I took this failure up with the quango after having received not only individual complaints but also representations from the Nairn Business Improvement District - BID. They have worked hard on this and done all the right things.

But now after this year’s fiasco and botch up by NatureScot they are saying that next year, to get the licences the following work must be done: cleaning of roofs and gutters; clear nesting material; install gull-sharers and netting and use lasers as deterrents.

As Lucy Harding of the Nairn BID said: “Doing all of this would bankrupt us, even if we could contact and gain permission from all of the owners of the flats, shops and holiday accommodation.”

They are meeting NatureScot on August 21. Unless NatureScot enter the real world of practicalities then I shall certainly be, like the seagulls in Nairn, “swooping down” on the government mInister responsible for oversight of NatureScot to get them to start to remember that people are a species too. Not for nothing was SNH called “See No Humans.”

Since the Nairn Bypass public meeting on May 31, hosted by the Courier’s owners, HN Media, there has been little sign of any further progress.

Before then, at a meeting with the Cabinet Secretary, I urged her to publish a timetable for completion of the bypass. She did not do so and there is no sign of one. Now three and a half years into this session of government and there’s not even a plan, far less tarmac on the road.
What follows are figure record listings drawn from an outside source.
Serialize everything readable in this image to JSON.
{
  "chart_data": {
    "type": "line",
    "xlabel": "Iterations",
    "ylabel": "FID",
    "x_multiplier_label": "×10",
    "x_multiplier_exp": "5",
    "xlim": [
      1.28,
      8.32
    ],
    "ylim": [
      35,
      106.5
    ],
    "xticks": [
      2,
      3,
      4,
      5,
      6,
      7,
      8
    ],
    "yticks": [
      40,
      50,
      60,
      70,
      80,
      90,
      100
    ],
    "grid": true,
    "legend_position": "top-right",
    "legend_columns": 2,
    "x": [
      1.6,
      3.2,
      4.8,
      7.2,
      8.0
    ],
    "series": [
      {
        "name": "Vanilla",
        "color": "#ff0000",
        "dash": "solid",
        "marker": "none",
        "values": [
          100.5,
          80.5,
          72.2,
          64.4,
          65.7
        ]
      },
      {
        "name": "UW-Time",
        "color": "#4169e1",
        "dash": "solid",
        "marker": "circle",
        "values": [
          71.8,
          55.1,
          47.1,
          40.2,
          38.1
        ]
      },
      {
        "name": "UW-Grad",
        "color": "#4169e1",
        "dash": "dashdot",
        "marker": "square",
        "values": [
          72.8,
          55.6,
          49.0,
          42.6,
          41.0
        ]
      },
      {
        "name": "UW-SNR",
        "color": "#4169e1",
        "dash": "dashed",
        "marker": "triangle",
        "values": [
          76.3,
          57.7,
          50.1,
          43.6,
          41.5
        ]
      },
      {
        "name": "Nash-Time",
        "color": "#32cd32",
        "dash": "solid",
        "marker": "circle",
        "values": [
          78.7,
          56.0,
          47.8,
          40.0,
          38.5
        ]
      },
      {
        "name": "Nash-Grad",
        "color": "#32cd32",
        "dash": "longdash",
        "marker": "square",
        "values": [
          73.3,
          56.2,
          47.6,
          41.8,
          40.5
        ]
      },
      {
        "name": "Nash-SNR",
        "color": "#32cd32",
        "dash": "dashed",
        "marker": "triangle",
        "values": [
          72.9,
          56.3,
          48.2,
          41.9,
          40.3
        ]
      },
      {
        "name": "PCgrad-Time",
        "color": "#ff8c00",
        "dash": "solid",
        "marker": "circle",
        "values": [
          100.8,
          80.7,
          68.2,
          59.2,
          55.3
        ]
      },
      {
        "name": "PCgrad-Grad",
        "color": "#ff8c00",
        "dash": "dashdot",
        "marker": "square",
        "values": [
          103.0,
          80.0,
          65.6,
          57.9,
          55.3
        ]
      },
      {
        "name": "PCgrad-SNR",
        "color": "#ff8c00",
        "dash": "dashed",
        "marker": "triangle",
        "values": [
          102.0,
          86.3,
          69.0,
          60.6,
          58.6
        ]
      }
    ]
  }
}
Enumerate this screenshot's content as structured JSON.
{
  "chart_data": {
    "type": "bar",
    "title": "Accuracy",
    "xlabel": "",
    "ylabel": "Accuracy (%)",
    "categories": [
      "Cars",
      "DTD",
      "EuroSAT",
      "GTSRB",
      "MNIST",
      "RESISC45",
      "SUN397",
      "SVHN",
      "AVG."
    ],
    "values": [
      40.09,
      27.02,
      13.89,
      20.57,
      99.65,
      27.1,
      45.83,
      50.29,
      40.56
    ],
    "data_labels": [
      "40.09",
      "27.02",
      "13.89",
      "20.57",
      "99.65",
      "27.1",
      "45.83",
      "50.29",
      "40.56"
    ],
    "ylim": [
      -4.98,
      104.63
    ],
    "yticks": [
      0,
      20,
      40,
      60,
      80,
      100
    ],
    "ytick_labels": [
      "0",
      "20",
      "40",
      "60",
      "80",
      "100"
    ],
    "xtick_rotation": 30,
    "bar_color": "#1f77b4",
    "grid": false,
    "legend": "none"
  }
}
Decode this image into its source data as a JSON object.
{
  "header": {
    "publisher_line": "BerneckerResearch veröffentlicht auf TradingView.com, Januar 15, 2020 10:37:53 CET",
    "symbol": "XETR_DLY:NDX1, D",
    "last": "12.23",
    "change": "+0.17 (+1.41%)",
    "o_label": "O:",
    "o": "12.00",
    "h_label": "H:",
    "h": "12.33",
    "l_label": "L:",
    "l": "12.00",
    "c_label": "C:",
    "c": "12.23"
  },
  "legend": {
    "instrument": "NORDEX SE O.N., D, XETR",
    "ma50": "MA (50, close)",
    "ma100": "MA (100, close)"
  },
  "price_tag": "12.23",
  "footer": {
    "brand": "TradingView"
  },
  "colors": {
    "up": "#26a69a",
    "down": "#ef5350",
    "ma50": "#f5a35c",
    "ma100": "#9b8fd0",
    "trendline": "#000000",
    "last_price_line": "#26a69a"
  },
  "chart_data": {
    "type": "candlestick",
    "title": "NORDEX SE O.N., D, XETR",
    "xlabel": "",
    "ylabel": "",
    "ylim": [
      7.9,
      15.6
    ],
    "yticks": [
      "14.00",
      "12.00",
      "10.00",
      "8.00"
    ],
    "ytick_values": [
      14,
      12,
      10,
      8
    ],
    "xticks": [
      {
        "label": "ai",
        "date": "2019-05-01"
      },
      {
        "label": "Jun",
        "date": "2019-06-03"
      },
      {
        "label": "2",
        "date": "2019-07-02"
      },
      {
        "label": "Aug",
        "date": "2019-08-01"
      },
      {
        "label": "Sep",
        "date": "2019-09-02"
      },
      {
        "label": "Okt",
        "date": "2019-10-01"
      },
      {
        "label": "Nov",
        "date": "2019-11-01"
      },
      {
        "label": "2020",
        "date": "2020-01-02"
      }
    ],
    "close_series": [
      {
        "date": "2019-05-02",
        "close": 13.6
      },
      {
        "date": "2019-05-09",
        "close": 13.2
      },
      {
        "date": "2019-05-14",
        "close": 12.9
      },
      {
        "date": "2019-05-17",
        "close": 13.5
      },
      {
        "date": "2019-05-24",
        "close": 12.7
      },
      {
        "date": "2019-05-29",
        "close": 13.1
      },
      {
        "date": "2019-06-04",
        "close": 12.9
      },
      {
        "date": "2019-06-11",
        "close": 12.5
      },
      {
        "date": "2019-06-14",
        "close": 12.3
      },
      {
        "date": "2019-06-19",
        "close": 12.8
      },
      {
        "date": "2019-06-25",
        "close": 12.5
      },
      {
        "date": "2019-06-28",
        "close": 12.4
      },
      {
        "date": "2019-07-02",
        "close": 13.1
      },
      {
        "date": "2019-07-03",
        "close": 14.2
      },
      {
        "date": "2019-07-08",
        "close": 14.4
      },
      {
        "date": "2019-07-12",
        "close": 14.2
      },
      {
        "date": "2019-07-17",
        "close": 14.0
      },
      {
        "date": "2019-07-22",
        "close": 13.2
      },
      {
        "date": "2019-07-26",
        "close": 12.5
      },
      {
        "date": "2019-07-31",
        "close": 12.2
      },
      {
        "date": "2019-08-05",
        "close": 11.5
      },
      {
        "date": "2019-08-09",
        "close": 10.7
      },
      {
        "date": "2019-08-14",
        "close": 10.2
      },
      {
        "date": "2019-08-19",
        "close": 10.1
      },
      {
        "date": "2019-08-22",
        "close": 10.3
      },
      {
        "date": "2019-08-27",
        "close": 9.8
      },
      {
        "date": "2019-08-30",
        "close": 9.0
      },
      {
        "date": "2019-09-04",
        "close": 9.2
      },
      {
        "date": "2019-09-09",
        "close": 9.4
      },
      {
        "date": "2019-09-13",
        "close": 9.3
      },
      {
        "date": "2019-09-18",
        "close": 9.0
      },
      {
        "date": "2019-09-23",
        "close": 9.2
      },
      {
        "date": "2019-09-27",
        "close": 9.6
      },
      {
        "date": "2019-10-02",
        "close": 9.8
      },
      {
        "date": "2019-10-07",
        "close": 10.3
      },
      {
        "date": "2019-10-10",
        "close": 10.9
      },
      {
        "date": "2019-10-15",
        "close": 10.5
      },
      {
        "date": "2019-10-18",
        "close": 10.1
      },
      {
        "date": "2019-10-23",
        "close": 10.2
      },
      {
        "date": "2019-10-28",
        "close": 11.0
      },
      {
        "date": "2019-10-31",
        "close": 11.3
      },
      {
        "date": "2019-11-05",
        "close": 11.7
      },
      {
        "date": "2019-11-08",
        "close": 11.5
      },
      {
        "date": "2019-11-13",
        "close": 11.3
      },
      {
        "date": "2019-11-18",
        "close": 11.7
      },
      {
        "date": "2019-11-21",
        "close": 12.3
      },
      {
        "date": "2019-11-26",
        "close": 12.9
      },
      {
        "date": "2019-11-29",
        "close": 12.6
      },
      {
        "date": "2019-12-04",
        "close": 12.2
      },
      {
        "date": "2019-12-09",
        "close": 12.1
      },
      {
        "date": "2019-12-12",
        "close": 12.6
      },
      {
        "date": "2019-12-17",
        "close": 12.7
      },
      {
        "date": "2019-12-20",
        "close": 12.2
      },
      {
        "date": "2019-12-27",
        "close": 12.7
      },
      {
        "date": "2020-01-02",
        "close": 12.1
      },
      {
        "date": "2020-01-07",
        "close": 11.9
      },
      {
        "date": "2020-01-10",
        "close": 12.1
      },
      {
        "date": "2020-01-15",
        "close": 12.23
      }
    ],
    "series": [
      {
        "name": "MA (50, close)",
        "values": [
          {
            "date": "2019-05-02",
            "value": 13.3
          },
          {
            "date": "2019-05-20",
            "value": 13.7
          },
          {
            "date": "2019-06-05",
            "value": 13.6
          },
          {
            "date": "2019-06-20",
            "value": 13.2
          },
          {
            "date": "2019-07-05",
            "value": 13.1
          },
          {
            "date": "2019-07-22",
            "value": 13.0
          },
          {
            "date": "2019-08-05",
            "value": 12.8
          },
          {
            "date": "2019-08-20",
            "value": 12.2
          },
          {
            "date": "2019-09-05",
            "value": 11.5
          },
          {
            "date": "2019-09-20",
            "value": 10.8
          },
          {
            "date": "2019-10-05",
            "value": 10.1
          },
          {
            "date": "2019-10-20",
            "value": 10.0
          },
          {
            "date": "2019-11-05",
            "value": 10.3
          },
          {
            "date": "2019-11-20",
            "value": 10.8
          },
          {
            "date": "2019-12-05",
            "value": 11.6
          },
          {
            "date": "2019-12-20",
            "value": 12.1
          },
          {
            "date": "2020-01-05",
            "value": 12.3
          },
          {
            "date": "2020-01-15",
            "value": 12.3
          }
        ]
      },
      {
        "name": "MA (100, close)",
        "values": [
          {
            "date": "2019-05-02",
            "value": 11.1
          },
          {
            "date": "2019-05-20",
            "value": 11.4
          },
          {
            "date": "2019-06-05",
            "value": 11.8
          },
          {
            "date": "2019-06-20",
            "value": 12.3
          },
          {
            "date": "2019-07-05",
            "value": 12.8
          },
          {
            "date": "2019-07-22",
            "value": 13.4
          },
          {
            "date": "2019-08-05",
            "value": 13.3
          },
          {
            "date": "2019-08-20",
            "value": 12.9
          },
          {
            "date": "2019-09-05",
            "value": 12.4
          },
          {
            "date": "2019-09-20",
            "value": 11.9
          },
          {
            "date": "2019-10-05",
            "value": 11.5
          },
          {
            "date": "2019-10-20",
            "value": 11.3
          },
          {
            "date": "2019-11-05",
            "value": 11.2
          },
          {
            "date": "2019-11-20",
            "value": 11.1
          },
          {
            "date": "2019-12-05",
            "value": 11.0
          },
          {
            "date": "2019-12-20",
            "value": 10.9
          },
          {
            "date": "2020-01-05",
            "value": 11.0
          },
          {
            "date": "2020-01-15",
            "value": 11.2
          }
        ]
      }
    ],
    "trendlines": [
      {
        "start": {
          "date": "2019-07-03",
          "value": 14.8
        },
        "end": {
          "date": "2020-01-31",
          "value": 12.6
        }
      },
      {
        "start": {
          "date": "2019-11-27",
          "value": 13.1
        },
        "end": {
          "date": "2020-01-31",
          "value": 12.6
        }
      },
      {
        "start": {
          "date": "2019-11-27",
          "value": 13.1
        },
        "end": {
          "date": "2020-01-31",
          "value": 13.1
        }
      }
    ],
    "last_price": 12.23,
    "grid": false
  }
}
This, frankly, is not good enough. There is simply no point in beating about the bush. Excuses won’t wash and just won’t do. Moreover, the government refuses to make public all the advice given to ministers on the Nairn bypass.

What have they got to hide? And if they don’t trust the public with the facts, why should the public trust the government on their promises?

Getting real progress on the bypass is the top priority for me in representing Nairn in Holyrood.

I will do all I can as “Your man in Holyrood” rather than the SNP’s man in Nairn.